1 slice white bread, crusts removed
Preheat the grill to a medium heat.
For the tea-smoked trout, season the fish with salt and freshly ground black pepper and sprinkle over the caster sugar. Drizzle both sides of the fish with half of the olive oil. Cut the trout into three equal pieces.
Line a wok with aluminium foil. Place the loose tea in the bottom of the wok and suspend a small cooling rack over it, making sure the rack does not touch the tea. Place the fish pieces onto the rack, cover the wok with more aluminium foil, and smoke over a low heat for 5-7 minutes. (CAUTION: tea-smoking generates a lot of smoke. Cook in a well-ventilated area, and open the wok outside if possible.)
Remove the smoked trout from the wok, heat the remaining oil in a frying pan over a medium to high heat, and fry the fish for 2-3 minutes on each side until golden-brown and crisp on both sides.
For the wilted spinach, heat the oil in a separate, non-reactive frying pan over a medium heat, add the garlic and cook for 2-3 minutes. Add the spinach and cook for a further 1-2 minutes, or until the spinach has wilted. Sprinkle over the lemon juice.

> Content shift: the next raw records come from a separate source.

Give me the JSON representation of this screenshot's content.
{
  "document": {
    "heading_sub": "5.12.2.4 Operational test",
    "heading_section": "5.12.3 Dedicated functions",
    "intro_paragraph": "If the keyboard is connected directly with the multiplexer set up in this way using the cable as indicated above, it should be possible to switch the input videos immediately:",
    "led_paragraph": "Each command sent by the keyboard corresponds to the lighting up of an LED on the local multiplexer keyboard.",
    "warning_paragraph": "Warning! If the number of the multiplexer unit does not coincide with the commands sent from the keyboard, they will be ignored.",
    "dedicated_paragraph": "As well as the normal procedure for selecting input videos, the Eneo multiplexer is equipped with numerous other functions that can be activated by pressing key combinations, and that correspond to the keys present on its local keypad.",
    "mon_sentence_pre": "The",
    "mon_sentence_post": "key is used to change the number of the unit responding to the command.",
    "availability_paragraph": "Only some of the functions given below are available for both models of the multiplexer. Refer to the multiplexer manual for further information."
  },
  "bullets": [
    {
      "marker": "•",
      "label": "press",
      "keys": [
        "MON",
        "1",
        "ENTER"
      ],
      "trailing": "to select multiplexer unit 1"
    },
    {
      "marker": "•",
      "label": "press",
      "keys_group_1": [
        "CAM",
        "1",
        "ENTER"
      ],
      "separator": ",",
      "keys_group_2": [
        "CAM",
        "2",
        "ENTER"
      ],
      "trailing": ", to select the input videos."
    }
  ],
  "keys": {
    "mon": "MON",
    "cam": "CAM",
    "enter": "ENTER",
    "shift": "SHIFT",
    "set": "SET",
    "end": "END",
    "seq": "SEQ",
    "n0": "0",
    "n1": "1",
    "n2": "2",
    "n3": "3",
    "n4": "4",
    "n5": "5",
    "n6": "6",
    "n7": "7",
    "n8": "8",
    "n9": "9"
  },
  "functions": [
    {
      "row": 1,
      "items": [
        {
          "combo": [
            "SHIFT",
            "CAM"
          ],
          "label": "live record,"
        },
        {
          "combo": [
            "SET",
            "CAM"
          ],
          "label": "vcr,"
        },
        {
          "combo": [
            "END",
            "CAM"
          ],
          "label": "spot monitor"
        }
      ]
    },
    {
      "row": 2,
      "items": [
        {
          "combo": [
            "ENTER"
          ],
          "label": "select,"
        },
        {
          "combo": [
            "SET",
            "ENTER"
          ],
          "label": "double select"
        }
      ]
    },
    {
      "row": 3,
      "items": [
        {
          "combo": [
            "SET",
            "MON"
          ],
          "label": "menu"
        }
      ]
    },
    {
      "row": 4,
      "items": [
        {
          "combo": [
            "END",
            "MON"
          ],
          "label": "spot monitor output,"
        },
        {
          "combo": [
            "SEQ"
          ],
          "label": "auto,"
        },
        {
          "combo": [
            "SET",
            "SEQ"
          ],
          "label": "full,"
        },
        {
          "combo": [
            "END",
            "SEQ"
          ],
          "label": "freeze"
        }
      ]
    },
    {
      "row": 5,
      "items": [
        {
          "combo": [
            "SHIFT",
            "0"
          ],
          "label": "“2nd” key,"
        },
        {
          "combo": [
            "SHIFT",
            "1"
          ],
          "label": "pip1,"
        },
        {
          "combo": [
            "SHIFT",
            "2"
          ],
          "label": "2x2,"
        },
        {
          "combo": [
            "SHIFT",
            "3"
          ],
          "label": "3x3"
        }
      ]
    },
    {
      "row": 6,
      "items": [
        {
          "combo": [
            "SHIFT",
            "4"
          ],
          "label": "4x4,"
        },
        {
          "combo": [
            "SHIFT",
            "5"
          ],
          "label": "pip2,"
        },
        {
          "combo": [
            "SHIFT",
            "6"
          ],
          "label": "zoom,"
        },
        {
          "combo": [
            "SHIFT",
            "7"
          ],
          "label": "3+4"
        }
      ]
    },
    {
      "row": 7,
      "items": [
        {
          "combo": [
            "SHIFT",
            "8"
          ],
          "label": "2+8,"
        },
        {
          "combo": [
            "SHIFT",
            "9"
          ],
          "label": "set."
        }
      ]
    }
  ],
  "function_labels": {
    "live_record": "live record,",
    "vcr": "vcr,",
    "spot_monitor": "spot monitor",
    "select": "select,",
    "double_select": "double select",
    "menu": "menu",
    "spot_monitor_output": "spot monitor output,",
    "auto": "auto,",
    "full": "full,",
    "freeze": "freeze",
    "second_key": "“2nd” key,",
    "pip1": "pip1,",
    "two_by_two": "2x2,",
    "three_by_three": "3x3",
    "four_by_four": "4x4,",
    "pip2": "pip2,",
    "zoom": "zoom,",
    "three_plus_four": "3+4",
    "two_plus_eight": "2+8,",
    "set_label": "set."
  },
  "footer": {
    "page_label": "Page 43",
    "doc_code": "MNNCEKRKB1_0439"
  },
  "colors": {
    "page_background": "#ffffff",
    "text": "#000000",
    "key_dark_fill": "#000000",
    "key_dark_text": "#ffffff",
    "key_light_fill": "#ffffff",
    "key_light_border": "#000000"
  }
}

For the wasabi crème fraîche, mix all the ingredients in a bowl until combined.
For the melba toast, grill the bread on both sides until golden brown, then cut the toast in half horizontally and grill the soft sides for a further 30-45 seconds until crisp. Cut the melba toast slices into four triangles.
To serve, pile three mounds of wilted spinach onto a serving plate and arrange one piece of fish on top of each. Stand three pieces of melba toast between each mound of spinach. Spoon the wasabi crème fraîche alongside the spinach.